A realidade degenerada e desumana de Carolina é a que foi imposta para os milhões de descendentes de africanos sequestrados e escravizados no Brasil. Após a interessada (pela própria burguesia que usou e abusou deste “mercado”) abolição da escravidão, às negras e negros foram reservadas as condições mais degradadas de sobrevivência, os piores locais de habitação, os piores postos de trabalho (quando os há), a princípio nenhuma educação formal e depois a pior delas – ou a mais funcional aos capitalistas. As mulheres negras, em particular, ao sofrerem também a opressão de gênero, ficaram relegadas ao excruciante trabalho doméstico, à exploração sexual e a mais um sem número de dificuldades impostas às que são mães. Tudo para que se mantenha o conjunto da classe trabalhadora subjugada, pressionada e dividida entre brancos e negros, entre homens e mulheres, entre o trabalho considerado de mais valor e o de menos, entre o empregado e o desempregado. Carolina retrata vivamente tudo isso, ornando cada elemento narrativo de profunda sensibilidade e crítica mordaz.

Nesses elementos se ancoram os motivos pelos quais o conjunto das obras de Carolina Maria de Jesus foi silenciado pela censura explícita do regime militar de 1964 a 1985, em primeiro lugar, e pela censura implícita das editoras e do cânone literário (que influenciam a – não – recepção do público) desde a redemocratização do país, em segundo.

Como caracteriza Meihy, no momento em que se decide publicar seu livro, Carolina com seu Quarto de despejo foi alvo de uma transformação por parte da classe dominante em “bonequinha negra de uma sociedade que aprendera a ser flexível”. Foi parte de uma narrativa ideológica promotora da nova democracia brasileira no período democrático de 1945 a 1964. Foi uma peça usada pelo regime para demonstrar uma suposta possibilidade da ascensão social a partir da ideia de “self made woman” (mulher que se formou pelos próprios esforços), construindo assim a imagem meritocrática de uma nossa “moura (des)encantada” – versão que omite, obviamente, que Carolina só conseguiu publicar seu diário por ter tido o “patrocínio” de um homem branco com uma posição de trabalho favorável para tanto.

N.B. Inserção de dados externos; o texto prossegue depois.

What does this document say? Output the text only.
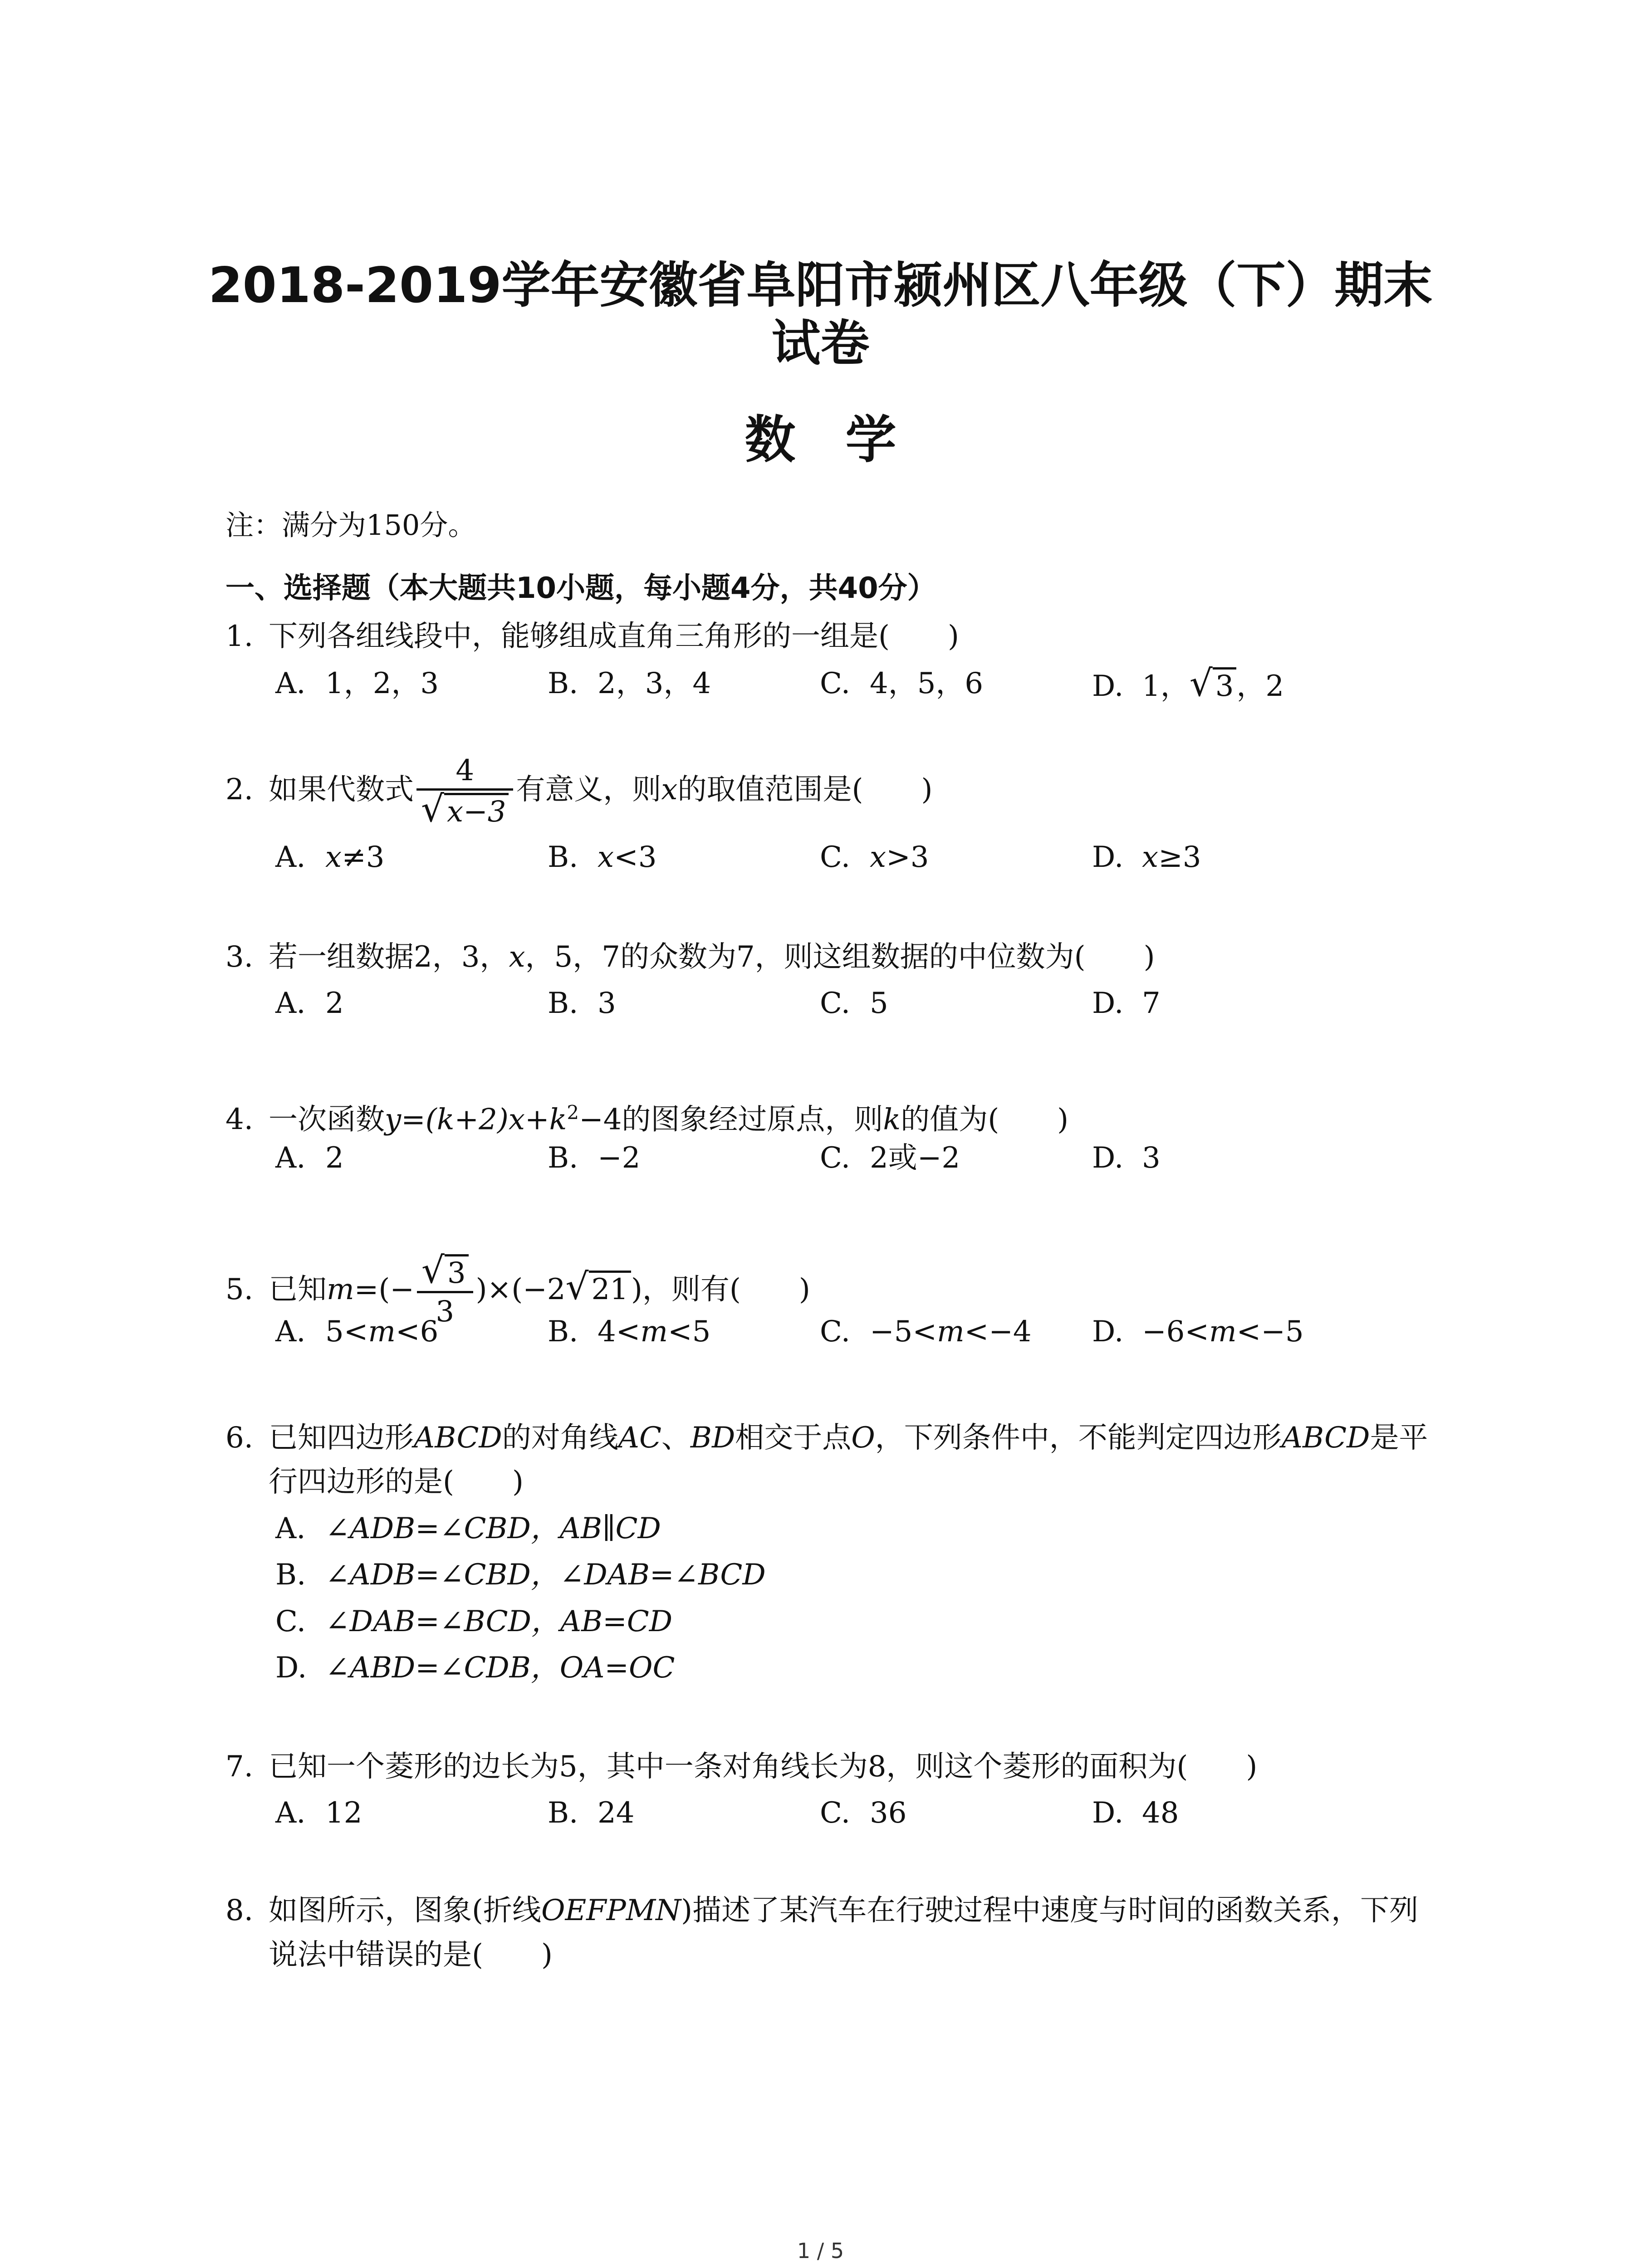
2018-2019学年安徽省阜阳市颍州区八年级（下）期末
试卷
数学
注：满分为150分。
一、选择题（本大题共10小题，每小题4分，共40分）
1. 下列各组线段中，能够组成直角三角形的一组是(　　)
A. 1，2，3	B. 2，3，4	C. 4，5，6	D. 1，√3，2
2. 如果代数式 $\frac{4}{√x-3}$ 有意义，则x的取值范围是(　　)
A. x≠3	B. x<3	C. x>3	D. x≥3
3. 若一组数据2，3，x，5，7的众数为7，则这组数据的中位数为(　　)
A. 2	B. 3	C. 5	D. 7
4. 一次函数$y=(k+2)x+k^2-4$的图象经过原点，则k的值为(　　)
A. 2	B. −2	C. 2或−2	D. 3
5. 已知$m=(- \frac{√3}{3} )\times(-2√21)$，则有(　　)
A. 5<m<6	B. 4<m<5	C. −5<m<−4 D. −6<m<−5
6. 已知四边形ABCD的对角线AC、BD相交于点O，下列条件中，不能判定四边形ABCD是平
行四边形的是(　　)
A. ∠ADB=∠CBD，AB∥CD
B. ∠ADB=∠CBD，∠DAB=∠BCD
C. ∠DAB=∠BCD，AB=CD
D. ∠ABD=∠CDB，OA=OC
7. 已知一个菱形的边长为5，其中一条对角线长为8，则这个菱形的面积为(　　)
A. 12	B. 24	C. 36	D. 48
8. 如图所示，图象(折线OEFPMN)描述了某汽车在行驶过程中速度与时间的函数关系，下列
说法中错误的是(　　)
1 / 5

Com as viragens conjunturais e de interesses políticos expressas no golpe militar de 1964, se tornou necessário para a classe dominante ocultar as contradições sociais escancaradas, dentre outros fatores, pelo cotidiano precarizado da favela, pela pauperização de setores de massa da população e pelas intensas mobilizações de trabalhadores por direitos sociais dos anos de 1960, 1970 e 1980. Assim Carolina passa então a ser rejeitada e suas obras, apagadas, esquecidas, silenciadas.

Após a redemocratização (acordada com os militares) “lenta, gradual e segura”, resgatar conteúdos denunciativos como os da autora não combinavam com o pacto instaurado, que intencionava conformar a nova Constituição Federal de 1988 com base, ainda, em vários aspectos do que foi o projeto nacional varguista. Este incluía manter um setor gigantesco da classe trabalhadora por fora dos direitos constituídos pela Consolidação das Leis do Trabalho (CLT); ou seja, os que não fossem empregados através dessa mediação, ficariam jogados à própria sorte. Parte da obra de Carolina critica tal projeto, evidenciando a vida dos excluídos das leis trabalhistas, sem mencioná-lo tacitamente. O linguista e sociólogo Carlos Vogt também aponta esta característica de nossa autora: “De algum modo [Carolina] intui que para quebrar o círculo de reprodução da miséria é preciso mais do que simpatia. Por isso fala às vezes em revolução e denuncia com frequência o populismo demagógico de muitos políticos importantes da época”.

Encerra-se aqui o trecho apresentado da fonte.